Authors: Esin Durmus, He He, Mona Diab
Paper reference: https://aclanthology.org/2020.acl-main.454.pdf

Contribution

This paper address the problems of evaluating faithfulness of a generated summary given its source document. It finds the trade-off between abstractiveness and faithfulness of a summary and proposes an automatic Question Answering based metric, FEQA, to evaluate faithfulness, which correlates better with human judgements. Later it points out some limitations of QA-based evaluation and suggests to still rely on human-in-the-loop system while evaluating the quality of summaries.

Details

The Abstractiveness-Faithfulness Tradeoff

This work evaluates the faithfulness of generated summary through CNN/DM (more extractive) and XSum (highly abstractive) datasets.

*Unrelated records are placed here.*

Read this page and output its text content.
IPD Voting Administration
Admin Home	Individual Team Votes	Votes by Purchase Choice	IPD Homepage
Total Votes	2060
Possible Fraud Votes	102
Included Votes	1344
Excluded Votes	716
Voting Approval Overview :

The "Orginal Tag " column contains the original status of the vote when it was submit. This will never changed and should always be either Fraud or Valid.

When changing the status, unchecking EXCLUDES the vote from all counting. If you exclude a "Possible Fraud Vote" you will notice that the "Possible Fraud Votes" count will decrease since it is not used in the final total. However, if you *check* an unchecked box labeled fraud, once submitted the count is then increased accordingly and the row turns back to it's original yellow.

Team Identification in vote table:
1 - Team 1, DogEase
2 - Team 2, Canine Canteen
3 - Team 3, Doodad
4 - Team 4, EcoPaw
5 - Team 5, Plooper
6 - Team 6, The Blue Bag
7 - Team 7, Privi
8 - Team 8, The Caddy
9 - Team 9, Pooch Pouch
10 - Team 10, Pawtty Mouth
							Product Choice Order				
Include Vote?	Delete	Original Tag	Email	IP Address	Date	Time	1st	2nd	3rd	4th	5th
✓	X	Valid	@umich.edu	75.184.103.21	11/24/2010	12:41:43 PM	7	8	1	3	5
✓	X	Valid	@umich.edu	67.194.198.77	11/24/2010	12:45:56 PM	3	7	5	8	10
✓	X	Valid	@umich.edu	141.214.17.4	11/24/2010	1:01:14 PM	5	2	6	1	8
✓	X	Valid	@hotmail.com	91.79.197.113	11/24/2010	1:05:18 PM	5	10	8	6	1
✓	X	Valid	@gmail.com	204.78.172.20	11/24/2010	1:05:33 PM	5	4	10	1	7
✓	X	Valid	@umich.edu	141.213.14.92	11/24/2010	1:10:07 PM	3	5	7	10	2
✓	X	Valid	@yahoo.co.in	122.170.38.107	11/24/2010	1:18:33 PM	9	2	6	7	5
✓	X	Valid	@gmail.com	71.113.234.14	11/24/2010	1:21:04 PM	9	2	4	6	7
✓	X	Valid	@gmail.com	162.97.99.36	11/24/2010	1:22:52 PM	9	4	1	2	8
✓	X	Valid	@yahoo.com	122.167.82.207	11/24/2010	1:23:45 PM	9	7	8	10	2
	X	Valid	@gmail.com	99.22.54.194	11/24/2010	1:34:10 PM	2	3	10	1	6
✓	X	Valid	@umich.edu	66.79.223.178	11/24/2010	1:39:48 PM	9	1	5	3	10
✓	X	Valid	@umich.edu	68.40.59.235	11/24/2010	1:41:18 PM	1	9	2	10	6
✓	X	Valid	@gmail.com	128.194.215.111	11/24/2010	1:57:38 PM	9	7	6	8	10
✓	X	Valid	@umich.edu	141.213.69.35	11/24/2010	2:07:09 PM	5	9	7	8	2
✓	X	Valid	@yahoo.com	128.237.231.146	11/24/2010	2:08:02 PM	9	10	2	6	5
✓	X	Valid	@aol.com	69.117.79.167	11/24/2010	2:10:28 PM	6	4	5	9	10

Experiments show that, on both datasets, outputs having less word overlap with the source document are more likely to be unfaithful and the number of unfaithful sentences increases as the summary becomes more abstractive.

FEQA: Faithfulness Evaluation with Question Answering

Given a summary sentence and its corresponding source document, important text spans (e.g. noun phrases, entities) in the summary are masked using a constituency parser and an NER model. Then, each span is considered as the answer and generate its corresponding question using a BART model. Lastly, a QA model finds answers to these questions in the documents. More matched answers from the document implies a more faithful summary.

Metric comparison

To evaluate content selection (e.g. ROUGE, BERTScore): compare the content of the generated summary and the content of the reference summary.
To evaluate faithfulness (e.g. FEQA): compare the generated summary and the source document.

The correlation between ROUGE, BERTScore and learned entailment models with human judgements of faithfulness drop significantly on highly abstractive summaries. These metrics rely more on lexical/concept overlap rather than the content overlap. The proposed metric FEQA has much higher correlation instead.